Leslie Shaver
Senior Reporter
Dive Brief:
- October starts for buildings with five or more units fell 25.9% from September and 10.8% year over year to a seasonally adjusted rate of 347,000 apartments, according to the monthly report from HUD and the U.S. Census Bureau released Friday.
- With multifamily pulling down the numbers, housing starts fell to the lowest level in October since 2020. Overall, they came in at 1.2 million — 4.6% below the revised September estimate of 1.3 million and 7.8% below October 2024’s 1.4 million.
- At the end of October, 699,000 units were under construction, a 13.1% YOY drop and a 0.3% month-over-month increase.
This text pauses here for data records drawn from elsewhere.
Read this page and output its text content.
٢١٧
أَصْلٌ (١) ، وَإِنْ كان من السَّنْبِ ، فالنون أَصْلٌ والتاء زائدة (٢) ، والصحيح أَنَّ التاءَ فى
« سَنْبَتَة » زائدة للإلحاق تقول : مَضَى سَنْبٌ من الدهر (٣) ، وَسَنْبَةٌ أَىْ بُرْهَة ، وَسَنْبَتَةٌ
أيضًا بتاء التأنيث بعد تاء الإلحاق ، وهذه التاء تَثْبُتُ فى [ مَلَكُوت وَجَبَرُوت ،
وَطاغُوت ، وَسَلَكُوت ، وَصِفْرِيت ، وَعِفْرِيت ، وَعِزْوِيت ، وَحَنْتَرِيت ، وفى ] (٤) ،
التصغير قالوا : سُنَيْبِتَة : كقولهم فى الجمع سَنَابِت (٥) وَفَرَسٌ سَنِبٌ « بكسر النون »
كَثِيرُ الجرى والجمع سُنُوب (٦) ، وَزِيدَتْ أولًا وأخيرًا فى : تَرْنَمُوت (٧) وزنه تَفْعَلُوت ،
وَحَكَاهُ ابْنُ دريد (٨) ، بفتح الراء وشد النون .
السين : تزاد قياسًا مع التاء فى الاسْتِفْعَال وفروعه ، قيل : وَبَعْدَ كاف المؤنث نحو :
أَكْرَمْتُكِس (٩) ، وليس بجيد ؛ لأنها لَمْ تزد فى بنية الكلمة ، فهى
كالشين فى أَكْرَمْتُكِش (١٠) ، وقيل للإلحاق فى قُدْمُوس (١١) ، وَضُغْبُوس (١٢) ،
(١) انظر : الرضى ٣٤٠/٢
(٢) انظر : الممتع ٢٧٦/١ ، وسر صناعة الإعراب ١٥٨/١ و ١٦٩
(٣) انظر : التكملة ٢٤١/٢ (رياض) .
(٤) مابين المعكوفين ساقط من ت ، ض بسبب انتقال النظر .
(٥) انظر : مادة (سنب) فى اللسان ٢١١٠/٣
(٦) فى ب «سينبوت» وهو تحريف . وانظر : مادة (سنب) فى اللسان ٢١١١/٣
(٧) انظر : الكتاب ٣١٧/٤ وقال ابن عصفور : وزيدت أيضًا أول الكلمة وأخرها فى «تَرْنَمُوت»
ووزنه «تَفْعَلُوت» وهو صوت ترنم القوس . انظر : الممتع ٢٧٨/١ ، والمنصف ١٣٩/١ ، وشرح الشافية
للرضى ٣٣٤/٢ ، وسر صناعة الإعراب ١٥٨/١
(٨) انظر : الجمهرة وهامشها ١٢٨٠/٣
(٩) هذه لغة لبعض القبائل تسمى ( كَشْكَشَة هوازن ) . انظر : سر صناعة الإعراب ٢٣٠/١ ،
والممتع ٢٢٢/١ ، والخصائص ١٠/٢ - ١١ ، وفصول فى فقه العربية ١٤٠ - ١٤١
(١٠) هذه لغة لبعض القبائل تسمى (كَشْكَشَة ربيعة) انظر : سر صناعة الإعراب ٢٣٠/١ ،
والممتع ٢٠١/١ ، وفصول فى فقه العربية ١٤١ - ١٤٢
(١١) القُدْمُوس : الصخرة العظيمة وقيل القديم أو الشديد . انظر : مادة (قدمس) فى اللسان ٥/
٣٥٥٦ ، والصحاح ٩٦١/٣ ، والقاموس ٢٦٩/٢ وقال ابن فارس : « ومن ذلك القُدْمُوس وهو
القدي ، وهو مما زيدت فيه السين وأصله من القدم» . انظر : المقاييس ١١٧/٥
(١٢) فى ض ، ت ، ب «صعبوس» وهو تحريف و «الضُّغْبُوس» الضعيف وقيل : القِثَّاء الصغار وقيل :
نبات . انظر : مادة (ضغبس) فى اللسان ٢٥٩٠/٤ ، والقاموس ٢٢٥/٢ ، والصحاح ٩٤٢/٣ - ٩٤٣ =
In a sign that new supply is easing up, multifamily developers finished an annualized 367,000 apartments in buildings with five or more units, a 41.9% YOY drop and an 8.9% month-over-month decrease.
Dive Insight:
Apartment developers pulled permits for a seasonally adjusted rate of 481,000 apartments in buildings with five units or more in October. That was a 17.9% YOY increase and a 0.4% increase compared to September.
For many developers, stubbornly high new inventory and a constrained equity market have made it difficult to break ground on new properties, even when they’re permitted.
“Construction equity is the problem,” Reece Kimsey, partner and head of site acquisitions at still-active developer Middleburg Communities, told Multifamily Dive. “You can get equity, but it might not be the equity that you’re typically used to getting.”
Much of the available capital is preferred equity, which comes at a high cost, according to Kimsey.
“They know we need that last check to get over the finish line,” Kimsey said. “So they’re going to beat you up on the terms.”
If a developer isn’t under a strict deadline to start a project, the best approach is to wait and see whether construction costs keep coming down and equity terms improve.
“We’ll wait a few more months if we need to and see if those [equity terms] change,” Kimsey said.